To briefly summarize the 2 papers, starting with my favorite of the 2:
“Ibrahim et al, “PI3K inhibition impairs BRCA1/2 expression and sensitizes BRCA-proficient triple-negative breast cancer to PARP inhibition” was interesting because the premise of the whole paper is that regular triple negative breast cancers could be made more like BRCA-mutant breast cancers via PI3K inhibition. This is called “BRCAness” and is actually a pretty neat concept, since there is data showing that among triple negative tumors, those with BRCA1/2 mutations actually respond to chemotherapy better. So why would PI3K inhibition cause “BRCAness”? It has been known already that PI3K can regulate steady state levels of homologous recombination, so the authors took one of my favorite cell lines MDA-MB-468 which has wild-type BRCA, and knocked down either BRCA 1 or PIK3CA (the catalytic subunit of PI3K), and observed an increase in cells with gamma H2AX, a marker of DNA damage. This phenomenon was also seen with the pan PI3K inhibitor NVP-BKM120. They went on to explore the mechanism further, and showed that PI3K inhibition decreased BRCA1/2 protein level both in cell lines and in 2 out of 3 xenograft models taken from patients which correlated with response to PARP inhibitor treatment. And finally they carefully dissected out the mechanism by PI3K inhibitors decreased BRCA expression, and found the pathway to be via ERK activation of ETS1 transcription factor. The overall model they proposed is in figure 2.

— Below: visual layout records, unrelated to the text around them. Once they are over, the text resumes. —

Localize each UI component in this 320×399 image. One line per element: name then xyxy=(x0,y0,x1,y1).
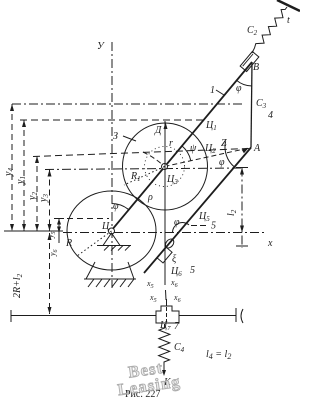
spring C2 xyxy=(252,7,287,53)
Y axis xyxy=(111,42,113,288)
slider 5 xyxy=(157,247,172,263)
svg-text:r: r xyxy=(169,138,173,149)
svg-text:Z: Z xyxy=(221,138,227,149)
svg-text:φ: φ xyxy=(113,201,119,212)
angle arc phi at lower center xyxy=(112,204,129,210)
link 1 (crank O-B) xyxy=(111,62,252,231)
gear 3 circle (upper) xyxy=(123,123,208,210)
angle arc phi at X crossing xyxy=(173,222,190,232)
radius R1 dotted xyxy=(124,167,165,186)
svg-text:1: 1 xyxy=(210,85,215,96)
radius R dotted xyxy=(77,231,112,256)
dimension 2R+l2 vertical x=49.5 xyxy=(12,233,52,314)
bottom line right paren mark xyxy=(241,309,243,323)
dashed construction line center to A xyxy=(165,148,252,167)
dimension y4 vertical x=12 xyxy=(3,104,15,231)
arrow to K xyxy=(162,370,166,376)
psi angle arc at center xyxy=(182,146,191,161)
pin on link 2 xyxy=(164,237,176,249)
angle arc phi at A xyxy=(225,141,234,167)
pivot base line xyxy=(97,245,131,247)
leader line L5 y=218.5 xyxy=(57,218,109,220)
leader line L1 y=104 xyxy=(12,103,243,105)
svg-text:Д: Д xyxy=(154,125,162,136)
bottom line left tick xyxy=(10,310,12,322)
link 2 (rod A-slider) xyxy=(144,148,251,274)
dimension y3 vertical x=49.5 xyxy=(38,170,52,232)
svg-text:З: З xyxy=(113,131,118,142)
pivot hatching xyxy=(104,246,130,251)
rod 4 (B-A) xyxy=(251,62,252,148)
slider at B xyxy=(240,51,259,71)
svg-text:φ: φ xyxy=(219,157,225,168)
svg-text:φ: φ xyxy=(236,83,242,94)
svg-text:ρ: ρ xyxy=(147,192,153,203)
X axis xyxy=(63,232,266,234)
leader line L2 y=120 xyxy=(20,119,204,121)
dash and label 5 xyxy=(191,225,208,227)
svg-text:t: t xyxy=(287,15,290,26)
wheel circle (lower) xyxy=(67,191,156,270)
dimension baseline left xyxy=(4,230,63,232)
watermark Best Leasing xyxy=(114,356,182,399)
svg-text:ξ: ξ xyxy=(172,254,177,265)
dashed arc through gear center xyxy=(143,152,165,167)
leader line L4 y=169.5 xyxy=(45,168,242,170)
dimension y2 vertical x=37 xyxy=(27,156,39,231)
pitch circle r dotted xyxy=(145,147,185,187)
svg-text:4: 4 xyxy=(268,110,273,121)
lower wheel center pin xyxy=(109,228,115,234)
vertical guide line xyxy=(164,121,166,285)
svg-text:В: В xyxy=(253,62,259,73)
wall anchor top right xyxy=(277,0,300,11)
dimension l2 right xyxy=(226,168,248,249)
spring C4 xyxy=(159,324,170,371)
dimension y1 vertical x=24 xyxy=(15,120,27,231)
gear center pin xyxy=(162,164,168,170)
angle arc phi at B xyxy=(237,80,252,86)
support hatching xyxy=(88,279,134,287)
svg-text:5: 5 xyxy=(190,265,195,276)
svg-text:ψ: ψ xyxy=(190,143,197,154)
dimension y5 y6 bracket x=59 xyxy=(46,219,64,258)
bottom line right tick xyxy=(235,308,237,322)
piston 7 cross xyxy=(156,306,179,323)
svg-text:А: А xyxy=(253,143,261,154)
support pedestal xyxy=(84,262,136,279)
svg-text:R: R xyxy=(65,238,72,249)
svg-text:φ: φ xyxy=(174,217,180,228)
leader line L3 to A xyxy=(33,149,249,157)
svg-text:5: 5 xyxy=(211,221,216,232)
fixed pivot triangle xyxy=(103,233,120,246)
bottom datum line xyxy=(11,315,156,317)
svg-text:Ц: Ц xyxy=(101,221,110,232)
svg-text:x: x xyxy=(267,238,273,249)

The second study: “Juvekar et al, “Combining a PI3K inhibitor with a PARP inhibitor provides an effective therapy for BRCA1-related breast cancer” basically showed that in a transgenic mouse model of BRCA1-hereditary breast cancer, that both olaparib (the PARP inhibitor) and the PI3K inhibitor NVP-BKM120 could inhibit tumor growth by some degree alone, but when given together caused a 14-fold delay in tumor growth. The growth curves are pretty impressive given that these tumors grow exceedingly rapidly! Tumor growth inhibition by Pi3K inhibition involves many pathways, and they show specifically inhibition of AKT as a pharmacodynamic marker, as well as decreases FDG-uptake as a functional readout. Angiogenesis (growth of new blood vessels) is also significantly decreased by BKM120 treatment.
The mechanism of synergy that they go on to explore involves PI3K inhibition blocking DNA repair via impaired Rad51 recruitment to DNA damage combined with the already existing defect in homologous recombination repair. As a result the tumor cells would become more dependent on PARP-mediated repair, so if you then add a PARP inhibitor, you kill them better. However if the tumors relapsed, these markers of DNA damage were increased over baseline and MAPK signaling could compensate for PI3K survival signals.
In closing, here are a few take-home points I took from both studies together
* Based on the mechanism of action, I would postulate that combining ERK inhibitors in triple negative breast cancer with PI3K inhibitors and PARP would be counterproductive.
* Method-wise, I liked that both studies used patient-derived xenograft models which are now being viewed as superior models to traditional cell-line derived xenografts. The fact that the Juvekar study saw greater synergy in vivo versus in cell lines, points to why doing such studies in animals is important and may lead to greater insight into mechanisms of action that are not cancer cell-intrinsic.
* Trials with PARP inhibitors and PI3K inhibitors should now routinely be adding gamma H2AX as a pharmacodynamic marker to show that the drugs are working.